The following variables were investigated for their association with observed HIF activation (for which we used negative connectivity scores with the HIF inhibitors PX-12 and CAY-10585 as a proxy) and estimated tumour purity: Estimated tumour purity, VHL mutation/methylation status, tumour stage, mRNA subtype, loss of chromosome 3p, gain of chromosome 5q, loss of chromosome 14q and number of chromosomal alterations in the p53 and the G1/S cell cycle transition pathway. Selected variables were univariately associated with HIF-activation and estimated tumour purity using non-parametric statistical tests: the Wilcoxon Rank-sum test for categorical variables with 2 groups (e.g. no 3p loss versus 3p loss), the Kruskal-Wallis test for variables with more than 2 groups (e.g. mRNA subtype) and Spearman’s rank correlation coefficient for continuous variables (e.g. Number of chromosomally altered genes which regulate p53 and the G1/S cell cycle transition). To explain inter-sample variability in HIF-activation and estimated tumour purity, linear mixed models with all variables included were fitted. Batch ID, plate ID, tissue source site and ship date were parameterized as random effects.
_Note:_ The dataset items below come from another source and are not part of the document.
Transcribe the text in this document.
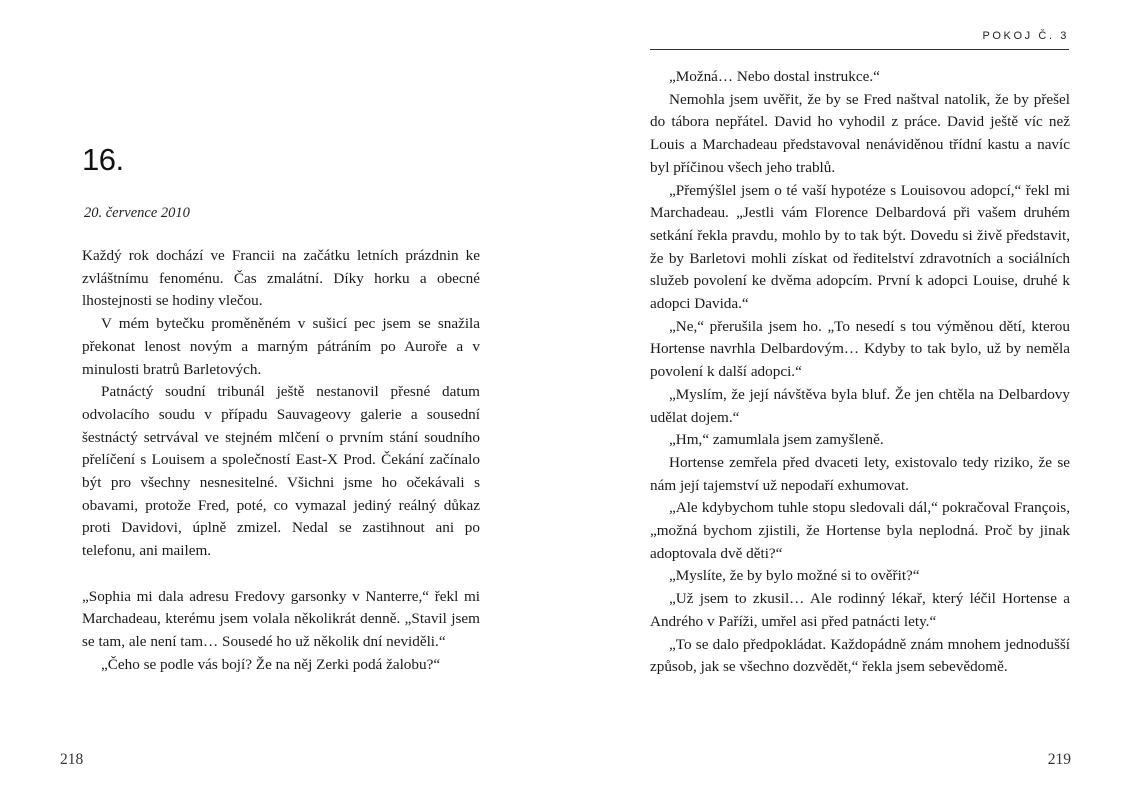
16.
20. července 2010

Každý rok dochází ve Francii na začátku letních prázdnin ke zvláštnímu fenoménu. Čas zmalátní. Díky horku a obecné lhostejnosti se hodiny vlečou.

V mém bytečku proměněném v sušicí pec jsem se snažila překonat lenost novým a marným pátráním po Auroře a v minulosti bratrů Barletových.

Patnáctý soudní tribunál ještě nestanovil přesné datum odvolacího soudu v případu Sauvageovy galerie a sousední šestnáctý setrvával ve stejném mlčení o prvním stání soudního přelíčení s Louisem a společností East-X Prod. Čekání začínalo být pro všechny nesnesitelné. Všichni jsme ho očekávali s obavami, protože Fred, poté, co vymazal jediný reálný důkaz proti Davidovi, úplně zmizel. Nedal se zastihnout ani po telefonu, ani mailem.

„Sophia mi dala adresu Fredovy garsonky v Nanterre,“ řekl mi Marchadeau, kterému jsem volala několikrát denně. „Stavil jsem se tam, ale není tam… Sousedé ho už několik dní neviděli.“

„Čeho se podle vás bojí? Že na něj Zerki podá žalobu?“

218
POKOJ Č. 3

„Možná… Nebo dostal instrukce.“

Nemohla jsem uvěřit, že by se Fred naštval natolik, že by přešel do tábora nepřátel. David ho vyhodil z práce. David ještě víc než Louis a Marchadeau představoval nenáviděnou třídní kastu a navíc byl příčinou všech jeho trablů.

„Přemýšlel jsem o té vaší hypotéze s Louisovou adopcí,“ řekl mi Marchadeau. „Jestli vám Florence Delbardová při vašem druhém setkání řekla pravdu, mohlo by to tak být. Dovedu si živě představit, že by Barletovi mohli získat od ředitelství zdravotních a sociálních služeb povolení ke dvěma adopcím. První k adopci Louise, druhé k adopci Davida.“

„Ne,“ přerušila jsem ho. „To nesedí s tou výměnou dětí, kterou Hortense navrhla Delbardovým… Kdyby to tak bylo, už by neměla povolení k další adopci.“

„Myslím, že její návštěva byla bluf. Že jen chtěla na Delbardovy udělat dojem.“

„Hm,“ zamumlala jsem zamyšleně.

Hortense zemřela před dvaceti lety, existovalo tedy riziko, že se nám její tajemství už nepodaří exhumovat.

„Ale kdybychom tuhle stopu sledovali dál,“ pokračoval François, „možná bychom zjistili, že Hortense byla neplodná. Proč by jinak adoptovala dvě děti?“

„Myslíte, že by bylo možné si to ověřit?“

„Už jsem to zkusil… Ale rodinný lékař, který léčil Hortense a Andrého v Paříži, umřel asi před patnácti lety.“

„To se dalo předpokládat. Každopádně znám mnohem jednodušší způsob, jak se všechno dozvědět,“ řekla jsem sebevědomě.

219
Estimated tumour purity, plate ID and ship date were only included as a variable to predict inter-sample variability in HIF-activation because estimated tumour purity can’t be used to predict itself and plate ID + ship date are specific only to the RNA-seq experiments. Variables were sequentially dropped from the model until only variables with P values lower than 0.05 were left. This process was repeated on 1,000 bootstrapped datasets (sampled with replacement). Variables which remained in the model after backward selection at least 50% of the time were kept in the final 2 models presented in the main article. The bootstrapped P values of the final models were determined by sampling the original dataset with replacement 10,000 times. Lastly, for each final model, repeated (10,000 times) 10-fold cross-validation was performed to detect possible overfitting.

Comparison with discordant methylation-clusters

In a previously published methylation analysis, Winter et al. analysed 319 TCGA samples for which Illumina HumanMethylation 450 BeadChip results were available and concluded that based on the methylation patterns, 15 of the ccRCC samples showed closer similarity to chromophobe RCC and 10 to papillary RCC13. Additionally, they asked 2 independent pathologists with expertise in renal tumour pathology to re-evaluate the ccRCC samples based on publicly available TCGA diagnostic and histological slide images. The discordant samples and re-evaluation results were extracted from Supplementary Table S1 and joined with our own gene-expression based results and tumour purity estimations.